Born in the United Kingdom in 1920, she is the person who helped discover the structure of DNA. A biophysicist and crystallographer, in 1952 she managed to take the sharpest image to date of the complete structure of DNA. To do so, she adapted and improved the tools of the time until she came up with the well-known “Photograph 51”. This photo helped Watson and Crick to establish their double helix model describing the spiral structure of DNA that we all know, which earned them the Nobel Prize for Medicine in 1962 together with Wilkins. Sadly, Franklin died in 1957 of ovarian cancer and did not receive recognition from the scientific community during his lifetime.

 

Margarita Salas

This biochemist from Asturias was born on November 20, 1938. In 1963 she graduated in Chemistry from the Complutense University of Madrid and was a disciple of Nobel Prize winner Severo Ochoa. Among other things, she worked as a teacher, as a researcher, was a member of the Royal Academy of Exact Sciences, the Royal Academy, presided over the Severo Ochoa Foundation and was the first Spanish woman to be a member of the National Academy of Sciences of the United States. Through the study of the Phi29 virus, she discovered that there were certain proteins located at each end of the fragments of the genetic material that activated its replication. In addition, she discovered DNA polymerase, which is released when the Phi29 virus infects a cell and is directly linked to DNA replication. Thus, from one fragment of genetic material it is possible to make different copies. This discovery led to the development of techniques such as PCR (Polymerase chain reaction) which, among other applications, is used to detect the presence of sarscov-2 in the organism.

 

Margarita del Val Latorre

If we have talked about Margarita Salas and her very important discovery that in these times of pandemic is so popular (PCR), we could not finish without talking about the immunologist and virologist Margarita del Val. During the pandemic she has played the role of communicator and has become one of the most reliable voices for the public. However, far from being a communicator, she holds a PhD in Chemical Sciences specializing in Biochemistry and Molecular Biology from Universidad Autónoma de Madrid, is a member of the Royal Spanish Academy of Pharmacy and is a scientific researcher at the Severo Ochoa Molecular Biology Center of the CSIC.

 

As these examples show, the role of women in science is essential. They have carved out a niche for themselves in science through hard work, talent and love for their disciplines. The expression “carving out a niche” is not casual or metaphorical, it is literal.
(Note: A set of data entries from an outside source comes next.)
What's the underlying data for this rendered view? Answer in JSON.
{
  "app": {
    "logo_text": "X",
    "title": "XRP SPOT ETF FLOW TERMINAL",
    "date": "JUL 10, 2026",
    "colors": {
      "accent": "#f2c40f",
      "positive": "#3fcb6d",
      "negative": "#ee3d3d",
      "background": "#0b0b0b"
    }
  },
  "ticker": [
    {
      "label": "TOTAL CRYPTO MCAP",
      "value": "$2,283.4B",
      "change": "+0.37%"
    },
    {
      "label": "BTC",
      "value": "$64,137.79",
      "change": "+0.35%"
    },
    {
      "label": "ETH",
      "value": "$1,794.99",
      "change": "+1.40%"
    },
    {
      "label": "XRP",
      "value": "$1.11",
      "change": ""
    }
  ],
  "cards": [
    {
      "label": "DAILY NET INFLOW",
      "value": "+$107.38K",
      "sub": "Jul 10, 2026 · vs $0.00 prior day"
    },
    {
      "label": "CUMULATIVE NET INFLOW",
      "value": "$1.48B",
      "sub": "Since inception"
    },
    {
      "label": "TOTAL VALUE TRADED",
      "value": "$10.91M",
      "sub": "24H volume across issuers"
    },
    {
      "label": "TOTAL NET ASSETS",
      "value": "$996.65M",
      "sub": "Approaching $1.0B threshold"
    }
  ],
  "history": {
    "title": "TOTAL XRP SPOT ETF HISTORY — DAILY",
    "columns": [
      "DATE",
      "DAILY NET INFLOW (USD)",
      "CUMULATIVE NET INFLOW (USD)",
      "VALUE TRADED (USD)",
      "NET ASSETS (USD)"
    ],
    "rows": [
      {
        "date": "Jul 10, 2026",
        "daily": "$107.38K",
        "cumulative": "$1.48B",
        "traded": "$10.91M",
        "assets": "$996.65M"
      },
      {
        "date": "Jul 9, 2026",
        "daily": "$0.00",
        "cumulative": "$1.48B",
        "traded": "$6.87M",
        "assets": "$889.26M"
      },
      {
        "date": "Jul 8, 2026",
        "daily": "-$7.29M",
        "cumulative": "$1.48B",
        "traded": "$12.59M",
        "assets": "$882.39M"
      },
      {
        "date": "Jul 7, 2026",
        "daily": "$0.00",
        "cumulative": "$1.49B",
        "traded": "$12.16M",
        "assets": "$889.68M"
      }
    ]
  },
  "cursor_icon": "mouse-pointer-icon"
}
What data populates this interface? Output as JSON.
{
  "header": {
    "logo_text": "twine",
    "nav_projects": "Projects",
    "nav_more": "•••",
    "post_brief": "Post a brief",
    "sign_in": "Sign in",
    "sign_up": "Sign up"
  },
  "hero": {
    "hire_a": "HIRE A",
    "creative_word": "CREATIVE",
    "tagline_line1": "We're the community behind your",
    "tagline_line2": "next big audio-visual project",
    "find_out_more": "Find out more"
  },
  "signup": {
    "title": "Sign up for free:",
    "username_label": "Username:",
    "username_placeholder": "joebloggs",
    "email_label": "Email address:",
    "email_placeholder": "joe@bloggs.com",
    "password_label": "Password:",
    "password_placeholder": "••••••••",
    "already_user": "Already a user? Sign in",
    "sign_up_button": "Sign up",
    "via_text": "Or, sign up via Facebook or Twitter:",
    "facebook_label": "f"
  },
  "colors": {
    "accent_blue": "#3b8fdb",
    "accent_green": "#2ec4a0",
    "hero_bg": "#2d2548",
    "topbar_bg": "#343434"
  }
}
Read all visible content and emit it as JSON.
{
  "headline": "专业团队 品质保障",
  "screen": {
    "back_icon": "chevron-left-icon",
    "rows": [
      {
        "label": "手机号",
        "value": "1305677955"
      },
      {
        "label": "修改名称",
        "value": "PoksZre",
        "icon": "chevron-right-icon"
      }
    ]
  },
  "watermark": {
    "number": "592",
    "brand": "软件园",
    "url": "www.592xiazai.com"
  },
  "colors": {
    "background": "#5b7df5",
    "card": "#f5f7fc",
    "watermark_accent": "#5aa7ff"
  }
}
Many of these women scientists have had to work against a society that did not expect them to dedicate their lives to science and even against colleagues who undervalued them.

Fortunately, the current situation is changing. There are alarming data such as the fact that less than 30% of researchers in the world are women and that in Spain only 25% of university professors and research professors in the CSIC are women. This is worrying news, but we are gradually moving towards a world in which science belongs to everyone. We hope that the day will come when it will no longer be necessary to emphasize the role of women in science because it will mean that there is equality. The cure for cancer will not come from men or women, but from people who dedicate their lives to science.